Le président Aleksandar Vucic, figure populiste qui n’aime rien mieux que se dépeindre sous les traits du capitaine à la barre dans la tempête, a expliqué la réussite vaccinale de son pays par ses amitiés personnelles et prouesses diplomatiques. Il a ainsi assuré, sans autre précision, avoir arraché « un bon accord » au géant pharmaceutique chinois. « J’ai écrit à Xi Jinping en octobre et le prix a été considérablement abaissé », a-t-il dit à propos du président chinois. « Quand vous verrez le prix, vous ferez construire un monument à ma gloire ».
« Sauver la Serbie »
Quand ils se présentent dans le centre de vaccination de Belgrade, les gens s’entretiennent brièvement avec un médecin, puis ils suivent un fléchage rouge au sol jusqu’aux cabines où ils reçoivent la piqûre. Le tout prend à peine 15 minutes qui s’ajoutent à un bref moment de surveillance post-injection.
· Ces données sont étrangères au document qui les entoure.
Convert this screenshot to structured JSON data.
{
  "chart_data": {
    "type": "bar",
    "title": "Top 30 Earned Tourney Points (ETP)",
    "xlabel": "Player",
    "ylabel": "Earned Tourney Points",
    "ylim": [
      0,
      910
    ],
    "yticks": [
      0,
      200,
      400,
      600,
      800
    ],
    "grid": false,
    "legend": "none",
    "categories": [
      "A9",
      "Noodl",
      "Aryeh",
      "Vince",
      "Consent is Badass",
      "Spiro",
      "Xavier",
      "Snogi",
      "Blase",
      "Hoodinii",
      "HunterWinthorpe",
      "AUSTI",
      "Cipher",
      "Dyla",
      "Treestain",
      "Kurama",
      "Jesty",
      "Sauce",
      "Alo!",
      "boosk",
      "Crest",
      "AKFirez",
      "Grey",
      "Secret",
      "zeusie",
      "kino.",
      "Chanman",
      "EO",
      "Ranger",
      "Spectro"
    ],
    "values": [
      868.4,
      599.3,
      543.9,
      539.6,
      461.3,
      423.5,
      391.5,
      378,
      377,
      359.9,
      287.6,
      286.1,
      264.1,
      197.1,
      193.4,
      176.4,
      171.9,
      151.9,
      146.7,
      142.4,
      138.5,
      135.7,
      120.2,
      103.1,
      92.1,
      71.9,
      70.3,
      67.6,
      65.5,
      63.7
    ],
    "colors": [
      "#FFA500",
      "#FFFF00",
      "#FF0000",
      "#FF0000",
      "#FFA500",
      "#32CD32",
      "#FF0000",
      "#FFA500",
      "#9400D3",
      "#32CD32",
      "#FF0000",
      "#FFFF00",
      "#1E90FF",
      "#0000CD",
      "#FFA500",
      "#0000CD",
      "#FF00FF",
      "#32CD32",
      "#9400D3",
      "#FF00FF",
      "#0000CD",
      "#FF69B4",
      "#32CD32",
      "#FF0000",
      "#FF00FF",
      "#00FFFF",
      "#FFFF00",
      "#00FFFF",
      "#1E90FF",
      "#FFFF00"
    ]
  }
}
Dans un pays en général pas avare en bureaucratie, l’efficacité de cette campagne nationale en a surpris plus d’un. « Tout le monde savait exactement ce qu’il avait à faire, il y avait assez de personnel, ils étaient tous gentils », raconte à l’AFP Snezana Krivokapic, 38 ans, chargée de relations publiques, après avoir reçu son injection.
Résultat, 7,5 doses ont été administrées pour 100 habitants, contre 2,5 en France ou 3,2 en Allemagne, selon Our world in data. Outre les vaccins chinois, la Serbie a également reçu plus de 30.000 doses de l’américano-allemand Pfizer-BioNtech et 40.000 du russe Spoutnik V. Belgrade recevra de ses « amis » un million de doses supplémentaires avant mars, selon Aleksandar Vucic. Comme le résumait en Une un tabloïd pro-gouvernemental: « Vucic, Poutine et Xi sont en train de sauver la Serbie ».
Dans le même temps, l’UE est accusée d’avoir tourné le dos à ses voisins des Balkans occidentaux dans la course aux vaccins. Hormis l’Albanie, la Serbie est le seul pays de la région à avoir commencé à vacciner grâce à ses propres accords avec les groupes pharmaceutiques.
Contreparties ?
Les autres pays des Balkans occidentaux, restés à l’écart du lancement en décembre des campagnes dans l’UE, attendent toujours les doses promises dans le cadre de Covax, un dispositif destiné à fournir des vaccins aux pays les plus défavorisés.
La Chine et sa « diplomatie du vaccin » sont vantées par les autorités et dans les médias, rappelant les débuts de la pandémie. Sous l’oeil des caméras, la Serbie avait alors déroulé le tapis rouge aux médecins chinois débarquant à l’aéroport de Belgrade pour prodiguer leurs conseils, accompagnés de masques et autres équipements. Cette mise en scène dramatique avait pu éclipser les centaines de millions d’euros injectés de longue date par Bruxelles dans le secteur serbe de la santé.
La Serbie est candidate à l’UE mais joue des influences rivales de l’Est et de l’Ouest dans la région. Ces dernières années, elle a opéré un rapprochement remarqué avec la Chine, devenant une tête de pont de l’influence du géant asiatique en Europe.
Mais au fil des prêts, la dette serbe envers Pékin a enflé, si bien que l’analyste serbe Stefan Vladisavljev se pose des questions sur les contreparties éventuelles au vaccin chinois. « Vu la nature de leur coopération cette dernière décennie (…) on peut se dire que la Serbie a fait quelques calculs pour obtenir ces livraisons », dit-il à l’AFP.
Dans l’UE, la Hongrie est le seul pays à avoir donné son feu vert aux vaccins chinois et russe considérés avec méfiance en Occident en raison du manque de transparence de leurs développeurs et de données cliniques. En attendant, à la foire de Belgrade, la médecin Dragana Milosevic explique que jusqu’à 2.000 personnes par jour ont été vaccinées sans problème. « Il n’y a eu absolument aucun effet indésirable pour l’instant ».